4.2 Slidy presentation
To create a Slidy presentation from R Markdown, you specify the slidy_presentation
output format in the YAML metadata of your document. You can create a slide show broken up into sections by using the ##
heading tag (you can also create a new slide without a header using a horizontal rule (---
). For example, here is a simple slide show (see Figure 4.2 for two sample slides):
---
title: "Habits"
author: John Doe
date: March 22, 2005
output: slidy_presentation
---
# In the morning
## Getting up
- Turn off alarm
- Get out of bed
## Breakfast
- Eat eggs
- Drink coffee
# In the evening
## Dinner
- Eat spaghetti
- Drink wine
---
```{r, cars, fig.cap="A scatterplot.", echo=FALSE}
plot(cars)
```
## Going to sleep
- Get in bed
- Count sheep
4.2.1 Display modes
The following single character keyboard shortcuts enable alternate display modes:
'C'
: Show table of contents (the right sub-figure in Figure 4.2 has shown the table of contents).'F'
: Toggles the display of the footer.'A'
: Toggles display of current vs all slides (useful for printing handouts).'S'
: Make fonts smaller.'B'
: Make fonts larger .
4.2.2 Text size
You can use the font_adjustment
option to increase or decrease the default font size (e.g., -1
or +1
) for the entire presentation. For example:
---
output:
slidy_presentation:
font_adjustment: -1
---
If you want to decrease the text size on an individual slide you can use the .smaller
slide attribute. For example:
## Getting up {.smaller}
If you want to increase the text size on an individual slide you can use the .bigger
slide attribute.

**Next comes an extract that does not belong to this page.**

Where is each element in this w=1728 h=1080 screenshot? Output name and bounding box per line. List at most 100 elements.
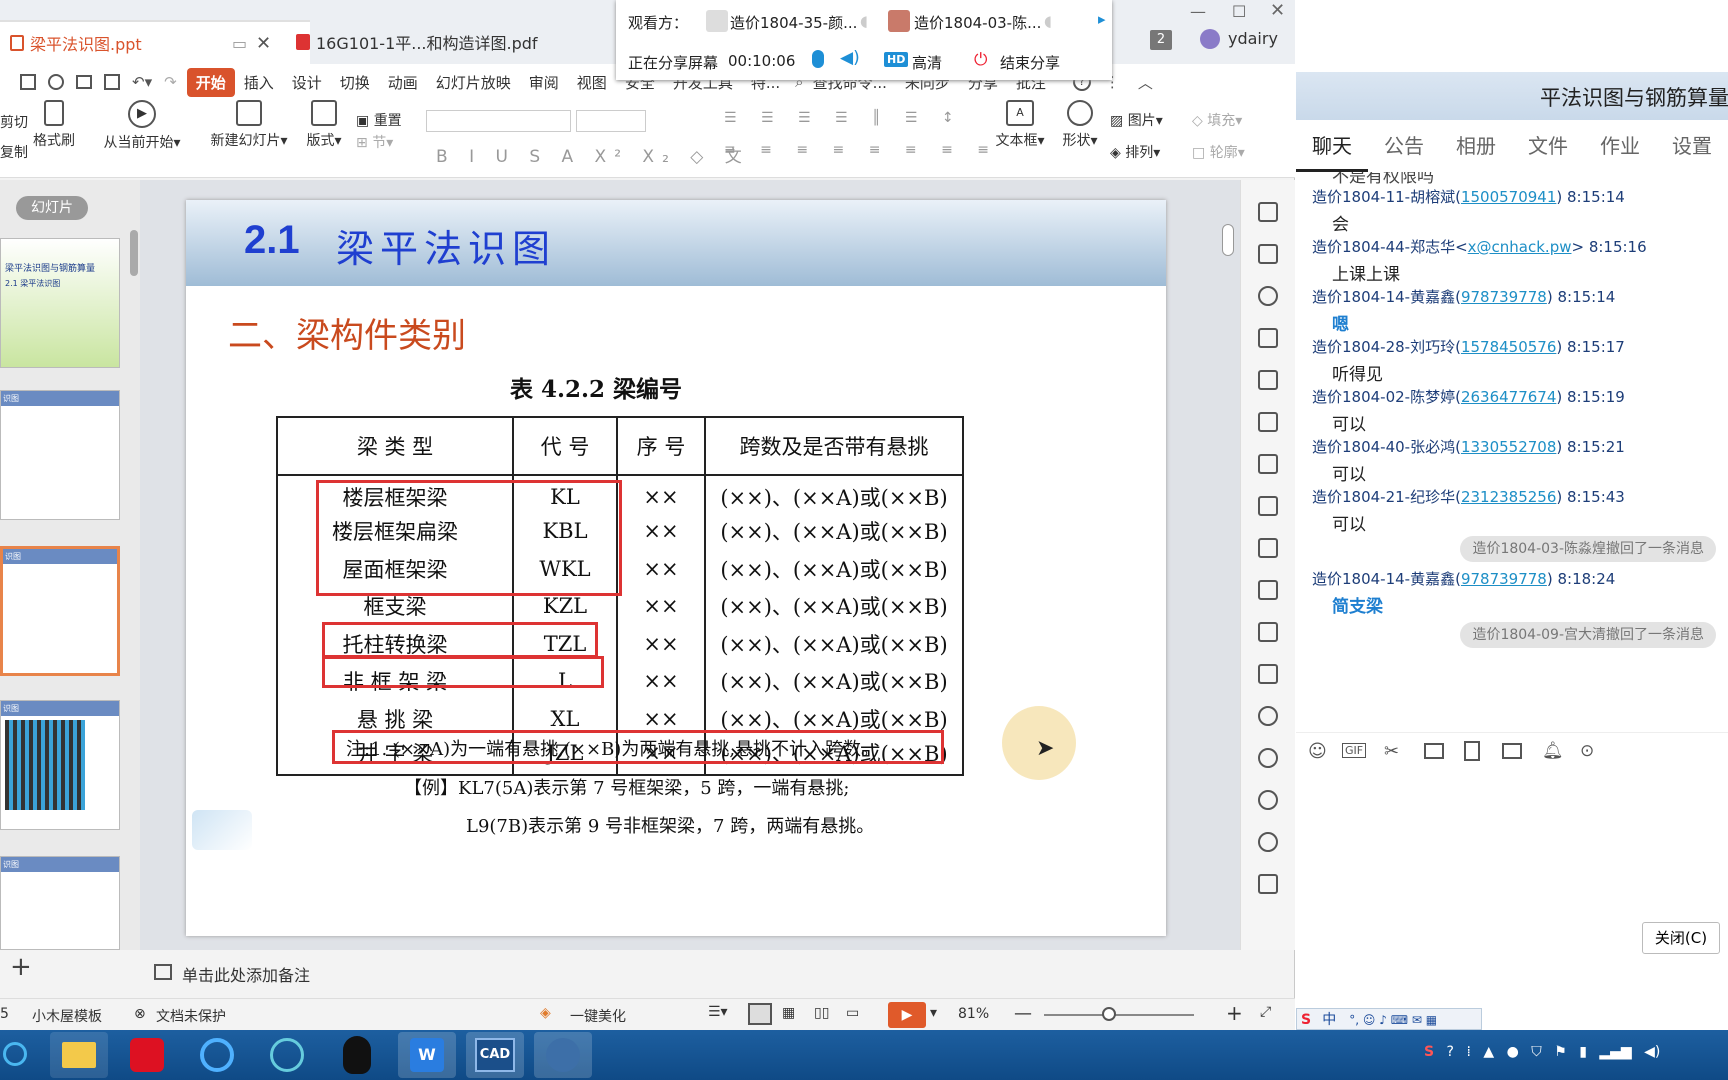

For example:
## Getting up {.bigger}
You can also manually adjust the font size during the presentation using the 'S'
(smaller) and 'B'
(bigger) keys.
4.2.4 Other features
Refer to Section 3.1 for the documentation of other features of Slidy presentations, including figure options (Section 3.1.5), appearance and style (Section 3.1.4), MathJax equations (Section 3.1.8), data frame printing (Section 3.1.6), Markdown extensions (Section 3.1.10.4), keeping Markdown (Section 3.1.10.1), document dependencies (Section 3.1.9), header and before/after body inclusions (Section 3.1.10.2), custom templates (Section 3.1.10.3), Pandoc arguments (Section 3.1.10.5), and shared options (Section 3.1.11).
Slidy presentations have several features in common with ioslides presentations in Section 4.1. For incremental bullets, see Section 4.1.2. For custom CSS, see Section 4.1.3.5. For printing Slidy slides to PDF, see Section 4.1.10.